Drôle d’initiative que cet album de The Hot Rats. Parce qu’il semble impossible à l’oreille de faire la différence entre Supergrass et The Hot Rats. Parce qu’il intervient au moment où Supergrass (après tout c’est d’eux qu’il s’agit) n’est plus en mesure d’exciter une hype quelconque peu importe la qualité de leurs disques. Parce qu’il pourrait faire croire que le groupe est en panne. Parce qu’un nouvel album est prévu cette année. Parce qu’on n’a pas besoin de jeter un oeil au tracklist pour savoir que Supergrass a le bon goût musical quasi ultime. Parce que Supergrass s’est tellement imprégné de la musique des artistes convoqués sur ‘Turn Ons‘ que les versions Hot Rats sont bien souvent logiquement identiques ou presque aux originaux et de même que le premier est mieux que la suite (Le Parrain, hein…), le livre est mieux que le film (True Blood, hein…), tout le monde sait dans un réflexe très Pavlov que l’originale est mieux que la cover (‘One‘ de U2 par Johnny Cash, hein…).

Alors pourquoi on aime ? Parce que comme tous les projets de Supergrass ( ‘Road to Rouen‘, hein…) c’est la légèreté et l’envie de se faire plaisir qui prévaut. Parce que Supergrass a super bon goût et s’écouter un mini juke box de la sorte vaut plus que tous les discours théoriques. Parce que ça joue bien.

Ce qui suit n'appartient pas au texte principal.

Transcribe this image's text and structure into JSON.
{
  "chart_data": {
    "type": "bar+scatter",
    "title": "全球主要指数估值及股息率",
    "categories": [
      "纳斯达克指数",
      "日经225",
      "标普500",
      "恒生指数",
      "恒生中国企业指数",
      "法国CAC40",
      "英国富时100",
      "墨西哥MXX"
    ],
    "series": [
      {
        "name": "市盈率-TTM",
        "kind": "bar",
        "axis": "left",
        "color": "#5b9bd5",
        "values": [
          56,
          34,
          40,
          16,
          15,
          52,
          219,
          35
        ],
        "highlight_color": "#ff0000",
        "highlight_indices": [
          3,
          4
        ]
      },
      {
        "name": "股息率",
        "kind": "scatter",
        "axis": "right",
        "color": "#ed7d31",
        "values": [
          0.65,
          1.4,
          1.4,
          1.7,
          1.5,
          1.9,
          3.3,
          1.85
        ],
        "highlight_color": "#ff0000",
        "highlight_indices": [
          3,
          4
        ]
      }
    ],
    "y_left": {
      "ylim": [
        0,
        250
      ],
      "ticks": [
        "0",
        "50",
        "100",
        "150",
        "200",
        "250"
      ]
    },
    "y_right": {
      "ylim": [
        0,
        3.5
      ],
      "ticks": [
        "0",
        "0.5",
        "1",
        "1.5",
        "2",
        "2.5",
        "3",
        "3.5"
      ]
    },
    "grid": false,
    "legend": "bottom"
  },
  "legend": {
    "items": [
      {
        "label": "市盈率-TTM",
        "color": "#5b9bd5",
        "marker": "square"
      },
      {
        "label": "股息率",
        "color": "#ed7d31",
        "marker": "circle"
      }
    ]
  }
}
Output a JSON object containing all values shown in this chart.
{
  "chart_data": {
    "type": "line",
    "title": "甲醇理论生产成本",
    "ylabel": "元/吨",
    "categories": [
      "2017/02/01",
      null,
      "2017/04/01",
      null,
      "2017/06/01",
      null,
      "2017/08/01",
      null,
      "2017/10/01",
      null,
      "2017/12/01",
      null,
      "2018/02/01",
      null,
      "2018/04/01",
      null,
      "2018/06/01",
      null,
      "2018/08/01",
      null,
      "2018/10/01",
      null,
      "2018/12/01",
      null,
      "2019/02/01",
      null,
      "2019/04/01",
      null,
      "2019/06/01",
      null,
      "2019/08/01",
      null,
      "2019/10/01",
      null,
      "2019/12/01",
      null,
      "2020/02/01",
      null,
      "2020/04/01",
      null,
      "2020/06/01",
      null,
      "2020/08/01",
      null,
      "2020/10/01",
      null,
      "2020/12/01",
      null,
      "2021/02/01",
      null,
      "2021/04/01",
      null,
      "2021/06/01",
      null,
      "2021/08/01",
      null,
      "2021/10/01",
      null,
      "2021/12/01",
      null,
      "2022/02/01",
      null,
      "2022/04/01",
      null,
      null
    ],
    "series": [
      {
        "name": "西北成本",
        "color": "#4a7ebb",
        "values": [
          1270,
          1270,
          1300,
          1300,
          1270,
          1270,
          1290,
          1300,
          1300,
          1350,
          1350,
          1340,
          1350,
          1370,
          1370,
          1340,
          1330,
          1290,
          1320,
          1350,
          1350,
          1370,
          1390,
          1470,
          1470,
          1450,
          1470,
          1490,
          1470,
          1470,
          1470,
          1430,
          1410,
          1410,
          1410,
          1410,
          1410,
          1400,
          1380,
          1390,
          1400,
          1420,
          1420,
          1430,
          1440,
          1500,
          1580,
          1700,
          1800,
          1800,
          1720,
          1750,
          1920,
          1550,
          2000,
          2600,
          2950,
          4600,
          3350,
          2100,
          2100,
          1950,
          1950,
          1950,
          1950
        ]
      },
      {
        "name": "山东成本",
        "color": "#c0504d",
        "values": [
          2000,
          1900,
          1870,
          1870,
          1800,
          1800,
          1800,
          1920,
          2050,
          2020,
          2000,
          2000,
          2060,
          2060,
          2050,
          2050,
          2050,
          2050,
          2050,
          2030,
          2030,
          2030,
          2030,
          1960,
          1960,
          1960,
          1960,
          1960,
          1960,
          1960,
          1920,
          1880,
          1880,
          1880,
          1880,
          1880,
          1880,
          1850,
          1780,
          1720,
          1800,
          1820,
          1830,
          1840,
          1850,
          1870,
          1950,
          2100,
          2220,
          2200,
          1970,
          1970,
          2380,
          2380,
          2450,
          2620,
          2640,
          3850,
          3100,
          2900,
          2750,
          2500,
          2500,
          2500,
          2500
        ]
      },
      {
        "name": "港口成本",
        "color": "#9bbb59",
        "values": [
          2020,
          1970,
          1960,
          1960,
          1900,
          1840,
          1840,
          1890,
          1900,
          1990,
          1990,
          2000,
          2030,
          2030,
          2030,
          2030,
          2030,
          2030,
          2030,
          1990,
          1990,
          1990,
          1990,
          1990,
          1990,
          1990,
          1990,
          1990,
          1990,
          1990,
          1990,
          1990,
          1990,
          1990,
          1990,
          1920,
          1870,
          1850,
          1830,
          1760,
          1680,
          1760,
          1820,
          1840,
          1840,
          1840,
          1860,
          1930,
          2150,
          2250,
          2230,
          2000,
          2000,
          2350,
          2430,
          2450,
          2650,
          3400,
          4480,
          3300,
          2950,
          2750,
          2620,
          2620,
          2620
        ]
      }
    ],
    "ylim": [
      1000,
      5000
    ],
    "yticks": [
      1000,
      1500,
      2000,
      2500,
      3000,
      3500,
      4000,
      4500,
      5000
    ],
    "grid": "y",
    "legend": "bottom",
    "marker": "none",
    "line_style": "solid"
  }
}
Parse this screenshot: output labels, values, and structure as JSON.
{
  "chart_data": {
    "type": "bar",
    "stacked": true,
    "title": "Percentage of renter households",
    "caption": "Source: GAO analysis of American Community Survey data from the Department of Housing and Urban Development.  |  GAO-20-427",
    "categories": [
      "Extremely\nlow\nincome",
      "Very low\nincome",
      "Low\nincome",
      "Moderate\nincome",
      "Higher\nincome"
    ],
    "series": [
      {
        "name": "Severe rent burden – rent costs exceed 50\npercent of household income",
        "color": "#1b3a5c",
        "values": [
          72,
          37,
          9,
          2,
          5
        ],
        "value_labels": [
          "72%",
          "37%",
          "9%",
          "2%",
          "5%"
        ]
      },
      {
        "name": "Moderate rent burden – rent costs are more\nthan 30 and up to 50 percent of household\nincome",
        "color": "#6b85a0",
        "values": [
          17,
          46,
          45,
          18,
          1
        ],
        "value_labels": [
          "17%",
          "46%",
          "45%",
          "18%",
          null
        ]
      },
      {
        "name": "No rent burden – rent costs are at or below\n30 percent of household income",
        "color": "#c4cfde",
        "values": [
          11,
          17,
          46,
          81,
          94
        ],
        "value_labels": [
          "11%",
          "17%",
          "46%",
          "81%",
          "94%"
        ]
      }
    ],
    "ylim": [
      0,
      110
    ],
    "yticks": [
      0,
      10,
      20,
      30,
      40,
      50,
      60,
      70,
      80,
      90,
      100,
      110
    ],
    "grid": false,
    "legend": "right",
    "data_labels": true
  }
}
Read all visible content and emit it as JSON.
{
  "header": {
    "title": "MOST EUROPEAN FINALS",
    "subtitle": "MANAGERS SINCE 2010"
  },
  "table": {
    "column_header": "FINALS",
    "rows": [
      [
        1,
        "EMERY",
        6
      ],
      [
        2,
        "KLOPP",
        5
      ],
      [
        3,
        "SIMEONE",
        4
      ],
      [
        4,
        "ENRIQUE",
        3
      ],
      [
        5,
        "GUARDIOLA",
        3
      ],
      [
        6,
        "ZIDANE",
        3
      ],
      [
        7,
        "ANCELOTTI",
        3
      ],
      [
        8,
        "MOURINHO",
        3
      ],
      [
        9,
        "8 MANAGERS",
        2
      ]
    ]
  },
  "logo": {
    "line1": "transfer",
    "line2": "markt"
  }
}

Parce que ce n’est pas comme si Supergrass s’achetait une virginité ou une crédibilité mélodique sur le dos de mega-tube pour refourguer plus de disques comme l’avait fait en son temps Placebo, après tout on parle ici des auteurs de « Richard III » et « Alright » ce qui au passage est tout de même d’un autre niveau que « Slave to the wage » ou « Nancy boy ». Parce que c’est une récréation sympathique pour eux et donc pour nous, que ça n’a pas d’autres prétentions et qu’on ne voit pas l’intérêt de bouder notre plaisir.